Discussion in 'CT7' started by Actuarial Hopeful, Mar 19, 2008.

  1. Hi there,

    I am having some trouble fully understanding the concept of interest rates, and what implications they have on the economy. Please can someone comprehensively explain exactly what causes a change in interest rates, and why? Does a change in money supply affect interest rates, or is it vice-versa?

    Also, what is the exact chronology of events, and why? For example, does a change in money supply affect interest rates, which in turn affects demand for money, which then in turn affects the national income?

    Thanking you for your help. It will be extremely appreciated.
     
  2. Margaret Wood

    Margaret Wood Member

    interest rates

    Hi

    Firstly, the money market ...

    The process of increasing the money supply reduces interest rates and increases the demand for money. The central bank buys bonds on the open market (and hence gives people cash which they deposit in banks which then increases the money supply). The increased demand for bonds in the market increases the price of bonds and hence reduces the return on the bonds, ie reduces interest rates. The increase in the price of bonds and the decrease in interest rates encourages people to part with their bonds, ie encourages them to hold cash instead, ie increases the demand for money.

    Then, the effect on the goods market ...

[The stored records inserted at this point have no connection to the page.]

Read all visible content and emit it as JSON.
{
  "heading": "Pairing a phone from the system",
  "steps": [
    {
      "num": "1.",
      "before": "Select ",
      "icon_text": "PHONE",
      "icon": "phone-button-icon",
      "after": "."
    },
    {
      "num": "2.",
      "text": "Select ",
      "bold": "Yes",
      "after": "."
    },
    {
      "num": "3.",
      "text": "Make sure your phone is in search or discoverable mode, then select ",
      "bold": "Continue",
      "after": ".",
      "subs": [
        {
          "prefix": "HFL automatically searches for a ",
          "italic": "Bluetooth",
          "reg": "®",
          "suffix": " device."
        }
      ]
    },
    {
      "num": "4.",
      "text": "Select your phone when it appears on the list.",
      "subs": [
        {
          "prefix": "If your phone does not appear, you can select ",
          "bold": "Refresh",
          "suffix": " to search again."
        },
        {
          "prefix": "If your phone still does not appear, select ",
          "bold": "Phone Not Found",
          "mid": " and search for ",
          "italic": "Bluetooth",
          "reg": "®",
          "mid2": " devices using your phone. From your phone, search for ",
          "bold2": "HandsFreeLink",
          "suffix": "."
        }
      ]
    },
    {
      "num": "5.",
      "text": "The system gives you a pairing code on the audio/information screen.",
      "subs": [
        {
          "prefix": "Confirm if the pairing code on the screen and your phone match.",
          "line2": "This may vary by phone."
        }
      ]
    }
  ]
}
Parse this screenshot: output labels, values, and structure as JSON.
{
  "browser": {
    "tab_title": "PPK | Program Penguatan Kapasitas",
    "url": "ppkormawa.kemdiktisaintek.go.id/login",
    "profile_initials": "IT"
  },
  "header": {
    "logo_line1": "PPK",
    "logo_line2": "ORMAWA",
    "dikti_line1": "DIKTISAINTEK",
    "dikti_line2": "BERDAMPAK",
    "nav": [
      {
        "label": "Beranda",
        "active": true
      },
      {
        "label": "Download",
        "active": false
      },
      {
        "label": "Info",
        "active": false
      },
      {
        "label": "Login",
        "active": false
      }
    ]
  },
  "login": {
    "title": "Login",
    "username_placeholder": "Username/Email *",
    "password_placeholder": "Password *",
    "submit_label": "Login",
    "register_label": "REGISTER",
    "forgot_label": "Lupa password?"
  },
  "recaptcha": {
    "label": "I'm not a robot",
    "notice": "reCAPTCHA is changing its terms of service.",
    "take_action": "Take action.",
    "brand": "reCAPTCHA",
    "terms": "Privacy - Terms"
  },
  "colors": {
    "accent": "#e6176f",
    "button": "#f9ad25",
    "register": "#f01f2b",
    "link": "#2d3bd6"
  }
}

    When interest rates decrease, this causes an increase in aggregate demand. Consumption and investment will increase as it is cheaper to borrow; and net exports might increase if the decrease in interest rates causes a depreciation of the currency. The increase in aggregate demand will then increase output/income as long as the economy is not at full capacity.
     
  3. Thanks for your answer.

    One final thing - I can see why an increase in the demand for bonds would obviously lead to an increase in price. Consequently, it seems pretty logical that an increase in the price of bonds will decrease the return, as obviously one would be paying more but receiving the same amount in return (i.e. the coupon payments and principle). However, please can you clarify exactly why this increase in the price of bonds leads to a decrease in interest rates?
     
  4. Margaret Wood

    Margaret Wood Member

    The interest rate is the yield or the rate of return on the bond. Remember that the price of the bond is the present value of the bond. This is found by discounting the future cashflows from the bond at the appropriate interest rate. So, if the price increases, the interest rate must decrease.